Nanjar, 24 Agustus 2025 – Pesantren Dar Al-Qur’an (DQ) Baituna menggelar lomba drama bertema perjuangan kemerdekaan Indonesia pada Ahad, 24 Agustus 2025, di Masjid Taqwa Nanjar. Kegiatan ini diselenggarakan dalam rangka menyemarakkan bulan kemerdekaan sekaligus menghidupkan kembali ingatan sejarah bangsa di kalangan santri.
Tema yang diangkat dalam perlombaan kali ini adalah “Persiapan Kemerdekaan Indonesia”, yang diawali dengan penggambaran suasana sidang Badan Penyelidik Usaha-usaha Persiapan Kemerdekaan Indonesia (BPUPKI). Dengan mengenakan kostum tokoh-tokoh nasional dan memainkan peran sejarah, para santri seolah membawa penonton pada suasana perjuangan para pendiri bangsa dalam merumuskan dasar negara.
Afif Habiburrahman, santri kelas 3 yang dipercaya menjadi ketua panitia drama kemerdekaan, menyampaikan bahwa lomba ini diadakan untuk menumbuhkan kecintaan santri terhadap bangsa Indonesia. “Kami ingin para santri mengingat kembali sejarah bangsa. Kemerdekaan yang kita nikmati hari ini adalah hasil jerih payah para pahlawan. Karena itu, generasi muda harus menyadari pentingnya menjaga dan mengisi kemerdekaan dengan hal-hal positif,” ujarnya saat diwawancarai seusai kegiatan.
Perlombaan ini diikuti oleh seluruh santri DQ Baituna dari berbagai jenjang.

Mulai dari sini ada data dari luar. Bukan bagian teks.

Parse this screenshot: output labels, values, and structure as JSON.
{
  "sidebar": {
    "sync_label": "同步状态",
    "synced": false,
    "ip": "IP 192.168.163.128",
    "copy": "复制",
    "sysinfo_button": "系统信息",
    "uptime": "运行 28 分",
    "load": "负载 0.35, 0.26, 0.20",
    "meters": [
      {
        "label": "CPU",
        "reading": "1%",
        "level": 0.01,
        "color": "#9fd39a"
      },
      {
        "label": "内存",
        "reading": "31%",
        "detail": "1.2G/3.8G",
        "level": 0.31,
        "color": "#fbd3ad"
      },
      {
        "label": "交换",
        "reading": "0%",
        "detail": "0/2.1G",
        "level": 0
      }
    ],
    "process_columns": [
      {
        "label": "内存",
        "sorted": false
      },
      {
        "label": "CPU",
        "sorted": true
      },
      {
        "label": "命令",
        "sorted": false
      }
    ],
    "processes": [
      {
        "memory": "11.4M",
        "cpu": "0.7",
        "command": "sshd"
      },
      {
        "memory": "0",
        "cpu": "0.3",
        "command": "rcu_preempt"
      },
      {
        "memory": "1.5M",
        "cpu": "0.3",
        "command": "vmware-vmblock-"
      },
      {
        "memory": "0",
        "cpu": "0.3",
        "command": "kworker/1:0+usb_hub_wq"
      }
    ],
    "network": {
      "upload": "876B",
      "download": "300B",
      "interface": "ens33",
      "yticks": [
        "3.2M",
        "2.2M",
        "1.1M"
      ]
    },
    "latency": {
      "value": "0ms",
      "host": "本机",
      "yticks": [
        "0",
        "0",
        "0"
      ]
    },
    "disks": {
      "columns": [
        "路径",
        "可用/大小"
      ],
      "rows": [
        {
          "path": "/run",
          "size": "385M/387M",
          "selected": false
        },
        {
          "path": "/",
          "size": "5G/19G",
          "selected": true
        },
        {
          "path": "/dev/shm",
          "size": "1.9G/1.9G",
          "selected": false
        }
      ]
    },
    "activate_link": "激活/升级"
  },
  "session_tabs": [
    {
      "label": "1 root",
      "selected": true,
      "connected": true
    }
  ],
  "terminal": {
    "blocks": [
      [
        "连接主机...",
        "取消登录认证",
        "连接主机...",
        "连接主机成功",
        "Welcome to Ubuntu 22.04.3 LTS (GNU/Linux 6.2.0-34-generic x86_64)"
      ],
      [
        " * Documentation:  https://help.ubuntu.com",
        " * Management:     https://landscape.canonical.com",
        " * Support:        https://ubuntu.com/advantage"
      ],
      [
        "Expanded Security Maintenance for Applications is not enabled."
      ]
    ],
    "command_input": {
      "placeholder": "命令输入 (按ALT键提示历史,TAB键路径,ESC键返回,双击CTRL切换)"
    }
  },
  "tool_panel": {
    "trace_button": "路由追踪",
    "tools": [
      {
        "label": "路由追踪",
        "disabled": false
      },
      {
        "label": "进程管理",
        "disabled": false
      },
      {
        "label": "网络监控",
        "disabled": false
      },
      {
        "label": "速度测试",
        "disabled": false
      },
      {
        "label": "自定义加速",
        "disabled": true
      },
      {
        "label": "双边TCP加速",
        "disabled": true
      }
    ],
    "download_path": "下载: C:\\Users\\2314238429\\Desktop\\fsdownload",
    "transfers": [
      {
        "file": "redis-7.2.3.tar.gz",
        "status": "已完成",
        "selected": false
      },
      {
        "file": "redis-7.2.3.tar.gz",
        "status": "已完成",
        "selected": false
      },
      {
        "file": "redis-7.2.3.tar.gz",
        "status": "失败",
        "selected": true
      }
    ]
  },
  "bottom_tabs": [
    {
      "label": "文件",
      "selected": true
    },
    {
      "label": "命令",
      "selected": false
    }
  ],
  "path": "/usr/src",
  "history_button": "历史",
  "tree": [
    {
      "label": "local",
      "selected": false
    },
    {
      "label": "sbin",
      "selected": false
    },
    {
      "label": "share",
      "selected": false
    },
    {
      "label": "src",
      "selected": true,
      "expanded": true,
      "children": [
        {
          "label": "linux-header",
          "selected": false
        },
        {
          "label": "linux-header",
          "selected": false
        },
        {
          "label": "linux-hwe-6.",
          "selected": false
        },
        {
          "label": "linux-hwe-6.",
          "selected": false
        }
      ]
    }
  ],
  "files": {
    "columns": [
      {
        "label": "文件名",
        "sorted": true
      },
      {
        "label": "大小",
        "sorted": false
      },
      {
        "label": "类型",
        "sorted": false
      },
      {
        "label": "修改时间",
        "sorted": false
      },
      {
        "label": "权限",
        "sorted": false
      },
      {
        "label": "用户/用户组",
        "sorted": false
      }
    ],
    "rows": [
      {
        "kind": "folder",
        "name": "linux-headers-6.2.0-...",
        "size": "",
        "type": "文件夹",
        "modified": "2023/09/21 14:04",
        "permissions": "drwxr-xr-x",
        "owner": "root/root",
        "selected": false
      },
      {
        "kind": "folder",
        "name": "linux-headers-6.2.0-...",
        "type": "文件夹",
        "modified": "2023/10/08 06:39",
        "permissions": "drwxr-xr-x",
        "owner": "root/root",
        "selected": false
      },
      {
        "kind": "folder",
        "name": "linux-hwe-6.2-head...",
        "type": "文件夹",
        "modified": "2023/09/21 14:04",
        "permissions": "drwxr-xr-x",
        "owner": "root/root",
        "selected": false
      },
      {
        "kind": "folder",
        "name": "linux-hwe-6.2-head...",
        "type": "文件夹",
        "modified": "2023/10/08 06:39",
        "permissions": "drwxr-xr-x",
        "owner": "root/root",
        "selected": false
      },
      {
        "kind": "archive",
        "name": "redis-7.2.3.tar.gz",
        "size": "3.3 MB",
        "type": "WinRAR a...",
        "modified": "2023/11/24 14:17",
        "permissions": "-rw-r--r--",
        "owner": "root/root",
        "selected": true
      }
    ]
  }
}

Setiap kelompok menampilkan naskah yang sudah mereka persiapkan jauh-jauh hari, lengkap dengan kostum, narasi, dan tata panggung sederhana yang kreatif. Antusiasme terlihat sejak masa persiapan hingga penampilan, di mana para santri menyalurkan bakat seni sekaligus memperdalam pemahaman sejarah nasional.
Tidak hanya sebagai ajang kreativitas, drama kemerdekaan juga menjadi sarana pendidikan karakter. Para santri belajar arti kerjasama, kedisiplinan, dan tanggung jawab dalam menyiapkan penampilan mereka. Selain itu, nilai perjuangan, keikhlasan, dan semangat kebangsaan yang dicontohkan para pahlawan diharapkan dapat tertanam kuat dalam diri generasi muda pesantren.
Acara berlangsung meriah dan penuh semangat. Masjid Taqwa Nanjar dipenuhi oleh para santri yang menjadi pemain sekaligus penonton, sehingga suasana terasa hidup. Sorak-sorai, tepuk tangan, dan gelak tawa sesekali terdengar, menambah semarak kegiatan yang sarat nilai pendidikan ini.
Melalui lomba drama kemerdekaan, Pesantren DQ Baituna berupaya membangkitkan kesadaran santri akan makna kemerdekaan. Dengan cara ini, santri tidak hanya mengenal sejarah melalui buku, tetapi juga menghayatinya secara langsung melalui seni peran. Harapannya, kegiatan ini dapat menjadi agenda rutin setiap bulan kemerdekaan, sekaligus melahirkan santri yang berkarakter, berilmu, dan cinta tanah air.